I am trying to add null columns to embebed array[struct] column, by this way I will able to transform a similar complex column:
case class Additional(id: String, item_value: String)
case class Element(income:String,currency:String,additional: Additional)
case class Additional2(id: String, item_value: String, extra2: String)
case class Element2(income:String,currency:String,additional: Additional2)
val my_uDF = fx.udf((data: Seq[Element]) => {
data.map(x=>new Element2(x.income,x.currency,new Additional2(x.additional.id,x.additional.item_value,null))).seq
})
sparkSession.sqlContext.udf.register("transformElements",my_uDF)
val result=sparkSession.sqlContext.sql("select transformElements(myElements),line_number,country,idate from entity where line_number='1'")
The goal is add to Element.Additional an extra field called extra2, for this reason I map this field with a UDF but it fails because:
org.apache.spark.SparkException: Failed to execute user defined function(anonfun$1: (array<struct<income:string,currency:string,additional:struct<id:string,item_value:string>>>) => array<struct<income:string,currency:string,additional:struct<id:string,item_value:string,extra2:string>>>)
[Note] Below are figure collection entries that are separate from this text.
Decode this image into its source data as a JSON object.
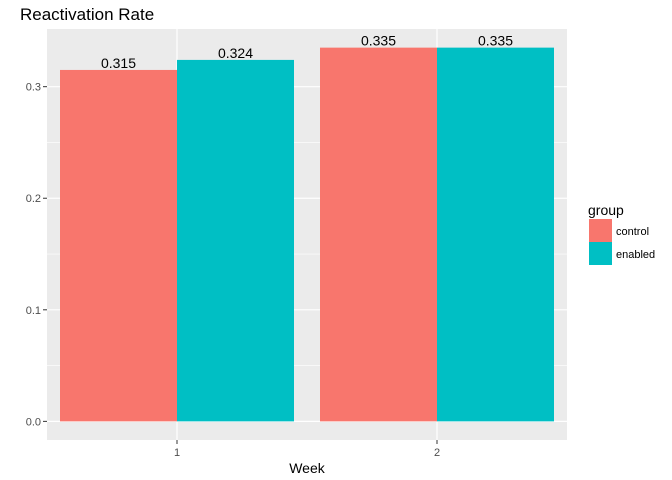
{
  "chart_data": {
    "type": "bar",
    "title": "Reactivation Rate",
    "xlabel": "Week",
    "ylabel": "",
    "categories": [
      "1",
      "2"
    ],
    "series": [
      {
        "name": "control",
        "values": [
          0.315,
          0.335
        ],
        "labels": [
          "0.315",
          "0.335"
        ],
        "color": "#F8766D"
      },
      {
        "name": "enabled",
        "values": [
          0.324,
          0.335
        ],
        "labels": [
          "0.324",
          "0.335"
        ],
        "color": "#00BFC4"
      }
    ],
    "yticks": [
      "0.0",
      "0.1",
      "0.2",
      "0.3"
    ],
    "ylim": [
      -0.0167,
      0.3517
    ],
    "grid": true,
    "legend": {
      "title": "group",
      "position": "right"
    },
    "colors": {
      "panel_background": "#EBEBEB",
      "grid": "#FFFFFF"
    }
  }
}
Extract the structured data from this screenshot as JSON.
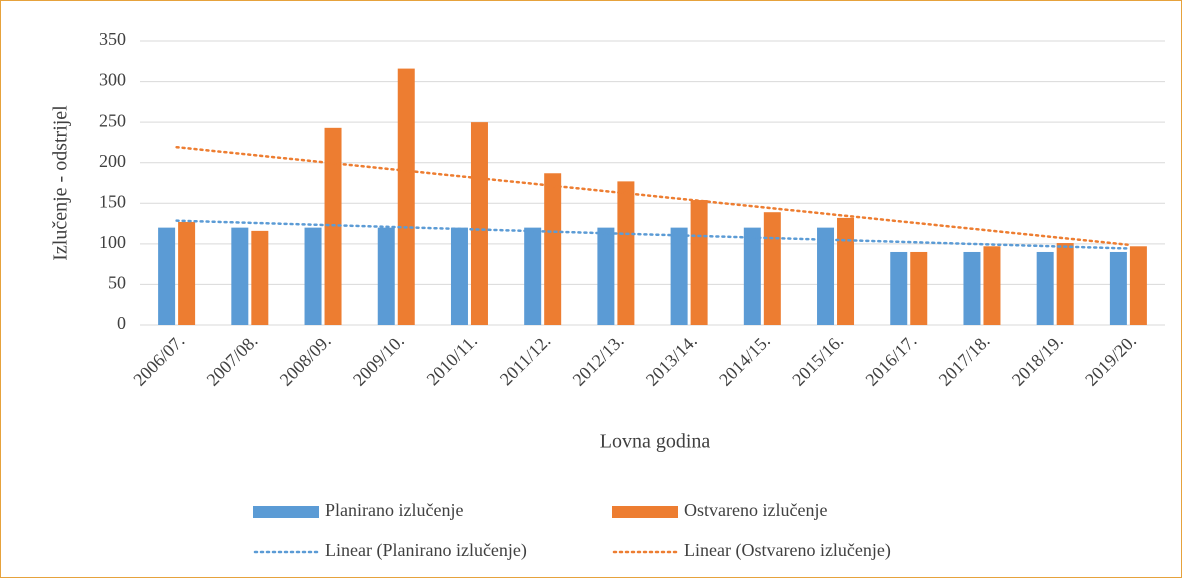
{
  "chart_data": {
    "type": "bar",
    "x_label": "Lovna godina",
    "y_label": "Izlučenje - odstrijel",
    "categories": [
      "2006/07.",
      "2007/08.",
      "2008/09.",
      "2009/10.",
      "2010/11.",
      "2011/12.",
      "2012/13.",
      "2013/14.",
      "2014/15.",
      "2015/16.",
      "2016/17.",
      "2017/18.",
      "2018/19.",
      "2019/20."
    ],
    "series": [
      {
        "name": "Planirano izlučenje",
        "color": "#5b9bd5",
        "values": [
          120,
          120,
          120,
          120,
          120,
          120,
          120,
          120,
          120,
          120,
          90,
          90,
          90,
          90
        ]
      },
      {
        "name": "Ostvareno izlučenje",
        "color": "#ed7d31",
        "values": [
          127,
          116,
          243,
          316,
          250,
          187,
          177,
          154,
          139,
          132,
          90,
          97,
          101,
          97
        ]
      }
    ],
    "trendlines": [
      {
        "name": "Linear (Planirano izlučenje)",
        "color": "#5b9bd5"
      },
      {
        "name": "Linear (Ostvareno izlučenje)",
        "color": "#ed7d31"
      }
    ],
    "ylim": [
      0,
      350
    ],
    "yticks": [
      0,
      50,
      100,
      150,
      200,
      250,
      300,
      350
    ],
    "grid": true,
    "legend": "bottom"
  }
}
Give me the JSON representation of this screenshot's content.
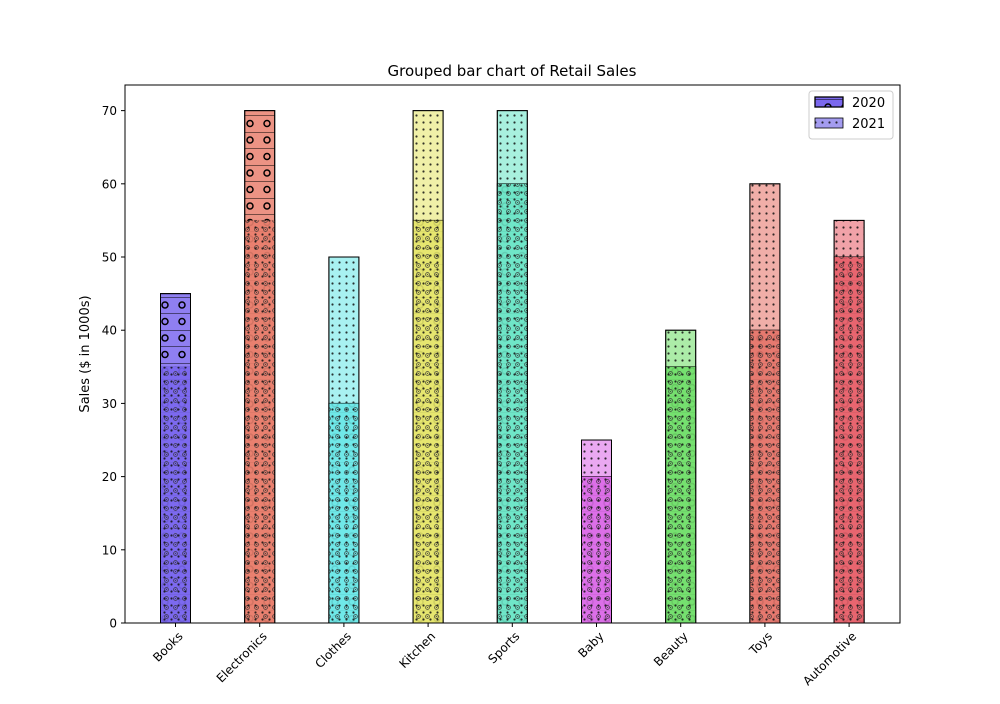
{
  "chart_data": {
    "type": "bar",
    "title": "Grouped bar chart of Retail Sales",
    "xlabel": "",
    "ylabel": "Sales ($ in 1000s)",
    "ylim": [
      0,
      73.5
    ],
    "yticks": [
      0,
      10,
      20,
      30,
      40,
      50,
      60,
      70
    ],
    "grid": false,
    "legend_position": "top-right",
    "categories": [
      "Books",
      "Electronics",
      "Clothes",
      "Kitchen",
      "Sports",
      "Baby",
      "Beauty",
      "Toys",
      "Automotive"
    ],
    "category_colors": [
      "#7b68ee",
      "#e9806e",
      "#6ee8e8",
      "#e6e66e",
      "#6ee6c8",
      "#dc6ee8",
      "#74e06e",
      "#e6786e",
      "#e8646e"
    ],
    "series": [
      {
        "name": "2020",
        "values": [
          45,
          70,
          30,
          55,
          60,
          20,
          35,
          40,
          50
        ],
        "legend_color": "#7b68ee"
      },
      {
        "name": "2021",
        "values": [
          35,
          55,
          50,
          70,
          70,
          25,
          40,
          60,
          55
        ],
        "legend_color": "#a49cf0"
      }
    ]
  }
}
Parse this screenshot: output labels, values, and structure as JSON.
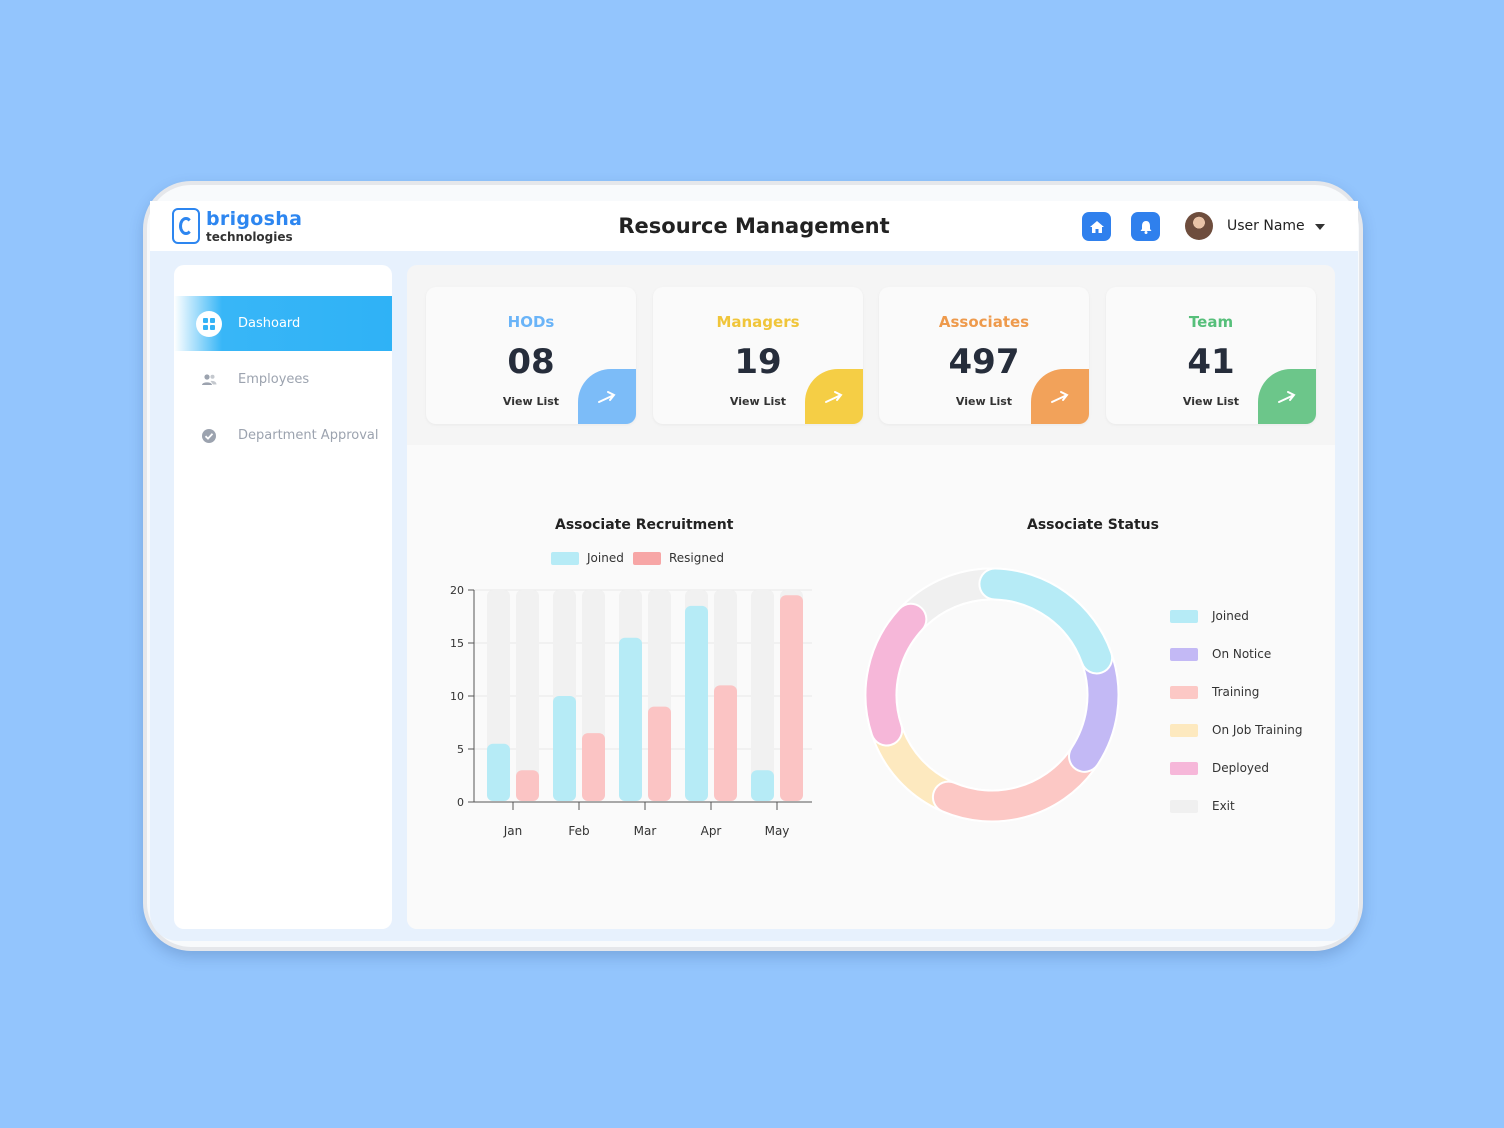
{
  "app": {
    "logo_name": "brigosha",
    "logo_sub": "technologies",
    "title": "Resource Management",
    "user_name": "User Name"
  },
  "nav": [
    {
      "label": "Dashoard",
      "icon": "grid-icon",
      "active": true
    },
    {
      "label": "Employees",
      "icon": "users-icon",
      "active": false
    },
    {
      "label": "Department Approval",
      "icon": "check-circle-icon",
      "active": false
    }
  ],
  "cards": [
    {
      "label": "HODs",
      "value": "08",
      "link": "View List",
      "color": "#6ab4f8",
      "arrow_color": "#7cbcf8"
    },
    {
      "label": "Managers",
      "value": "19",
      "link": "View List",
      "color": "#f0c53a",
      "arrow_color": "#f5ce45"
    },
    {
      "label": "Associates",
      "value": "497",
      "link": "View List",
      "color": "#ee9a4c",
      "arrow_color": "#f2a25a"
    },
    {
      "label": "Team",
      "value": "41",
      "link": "View List",
      "color": "#56bf7a",
      "arrow_color": "#6cc68a"
    }
  ],
  "chart_data": [
    {
      "type": "bar",
      "title": "Associate Recruitment",
      "categories": [
        "Jan",
        "Feb",
        "Mar",
        "Apr",
        "May"
      ],
      "series": [
        {
          "name": "Joined",
          "color": "#b6ebf6",
          "values": [
            5.5,
            10,
            15.5,
            18.5,
            3
          ]
        },
        {
          "name": "Resigned",
          "color": "#fbc4c4",
          "values": [
            3,
            6.5,
            9,
            11,
            19.5
          ]
        }
      ],
      "legend_colors": [
        "#b6ebf6",
        "#f7a6a6"
      ],
      "yticks": [
        "0",
        "5",
        "10",
        "15",
        "20"
      ],
      "ylim": [
        0,
        20
      ],
      "xlabel": "",
      "ylabel": ""
    },
    {
      "type": "pie",
      "title": "Associate Status",
      "labels": [
        "Joined",
        "On Notice",
        "Training",
        "On Job Training",
        "Deployed",
        "Exit"
      ],
      "values": [
        19,
        14,
        21,
        12,
        17,
        12
      ],
      "colors": [
        "#b6ebf6",
        "#c3b9f5",
        "#fcc8c5",
        "#fde9bf",
        "#f6b7d9",
        "#f0f0f0"
      ]
    }
  ]
}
If I print schema for 'Elements' field shows:
|-- myElements: array (nullable = true)
| |-- element: struct (containsNull = true)
| | |-- income: string (nullable = true)
| | |-- currency: string (nullable = true)
| | |-- additional: struct (nullable = true)
| | | |-- id: string (nullable = true)
| | | |-- item_value: string (nullable = true)
And I am trying to convert into this schema:
|-- myElements: array (nullable = true)
| |-- element: struct (containsNull = true)
| | |-- income: string (nullable = true)
| | |-- currency: string (nullable = true)
| | |-- additional: struct (nullable = true)
| | | |-- id: string (nullable = true)
| | | |-- item_value: string (nullable = true)
| | | |-- extra2: string (nullable = true)